Via Ed Morrissey at Hot Air, we learn that while GOP party identification held steady or actually increased over the last few months, the Democrats find themselves bleeding membership.
The number of Republicans in the country increased by a percentage point in December, while the number of Democrats fell back two points to the lowest level ever recorded by Rasmussen Reports.
During December, 35.4% of Americans considered themselves Republicans. That's up from 34.3% in November and just below the high for the year of 35.6% reached in May.
At the same time, just 32.7% of adults said they were Democrats, down from 34.9% in November. The previous low for Democrats was 33.0% in August of this year.
As Morrissey points out, some of the growth in GOP membership could be due to the fact that the Republican primary process is the only one that's competitive and that to participate, one must register as a Republican.
But this trend has been active for three years. Morrissey:
As with the USA Today report, independents grew fastest in December, going up 1.2 points from 30.8% to 32%. The real story in this survey, though, is the growing gap between Republicans and Democrats. The margin in December was 2.7%, the widest margin for all of 2011. Just three years ago, as Barack Obama took office, Democrats had an eight-point edge in affiliation, 41/33. The new level for Republican affiliation breaks out of the long-held 31-34% range for Republicans.
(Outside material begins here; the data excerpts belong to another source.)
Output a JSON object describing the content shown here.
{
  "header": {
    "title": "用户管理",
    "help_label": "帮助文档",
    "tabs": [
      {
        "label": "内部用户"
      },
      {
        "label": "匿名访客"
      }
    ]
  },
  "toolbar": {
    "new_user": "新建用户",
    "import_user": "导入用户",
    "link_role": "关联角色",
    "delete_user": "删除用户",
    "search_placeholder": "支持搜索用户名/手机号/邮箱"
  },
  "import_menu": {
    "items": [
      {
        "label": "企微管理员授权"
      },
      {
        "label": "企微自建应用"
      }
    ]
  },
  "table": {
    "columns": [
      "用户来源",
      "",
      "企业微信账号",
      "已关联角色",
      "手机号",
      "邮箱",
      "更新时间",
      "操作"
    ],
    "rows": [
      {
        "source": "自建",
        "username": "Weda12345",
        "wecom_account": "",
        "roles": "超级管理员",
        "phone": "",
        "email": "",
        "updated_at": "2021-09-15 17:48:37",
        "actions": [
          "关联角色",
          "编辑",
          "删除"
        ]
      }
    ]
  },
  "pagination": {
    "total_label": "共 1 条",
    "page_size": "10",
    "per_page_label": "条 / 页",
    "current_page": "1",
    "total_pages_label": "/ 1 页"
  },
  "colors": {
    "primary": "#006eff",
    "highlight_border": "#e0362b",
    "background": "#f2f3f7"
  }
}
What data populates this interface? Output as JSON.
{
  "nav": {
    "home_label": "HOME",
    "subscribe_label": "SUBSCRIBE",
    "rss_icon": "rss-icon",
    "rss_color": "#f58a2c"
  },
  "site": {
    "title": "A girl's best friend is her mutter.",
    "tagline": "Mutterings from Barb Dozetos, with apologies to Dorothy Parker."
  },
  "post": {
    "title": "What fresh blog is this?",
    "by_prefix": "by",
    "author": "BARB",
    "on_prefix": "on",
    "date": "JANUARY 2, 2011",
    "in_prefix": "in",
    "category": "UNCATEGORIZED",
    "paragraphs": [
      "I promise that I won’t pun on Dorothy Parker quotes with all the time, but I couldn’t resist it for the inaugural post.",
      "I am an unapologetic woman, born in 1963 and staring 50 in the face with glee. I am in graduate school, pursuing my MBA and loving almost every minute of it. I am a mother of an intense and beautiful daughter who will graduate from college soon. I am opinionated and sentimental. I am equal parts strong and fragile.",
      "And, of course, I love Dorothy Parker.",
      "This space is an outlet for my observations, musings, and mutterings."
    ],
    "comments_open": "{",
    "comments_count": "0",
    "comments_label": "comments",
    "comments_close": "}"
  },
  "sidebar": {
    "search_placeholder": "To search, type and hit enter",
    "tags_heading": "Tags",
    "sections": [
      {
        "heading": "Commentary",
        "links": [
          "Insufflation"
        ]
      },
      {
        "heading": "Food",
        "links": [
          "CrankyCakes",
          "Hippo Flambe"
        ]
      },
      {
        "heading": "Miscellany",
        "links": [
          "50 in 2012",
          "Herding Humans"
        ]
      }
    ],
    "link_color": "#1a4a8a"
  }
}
Most of the GOP gain has come through subtraction, of course. Democrats have lost more than eight points, while Republicans have only gained 2.4 points, so the movement hasn't been from Democrat to Republican. It looks more like Democrat to independent, with a smaller migration from independent to Republican.
Keep those party affiliation numbers in mind when looking at media polls. Generally, most media outlets give Democrats a 4-7 point advantage in membership - even after weighting the results. This skews everything from Obama favorability ratings to his one on one matchups with GOP contenders.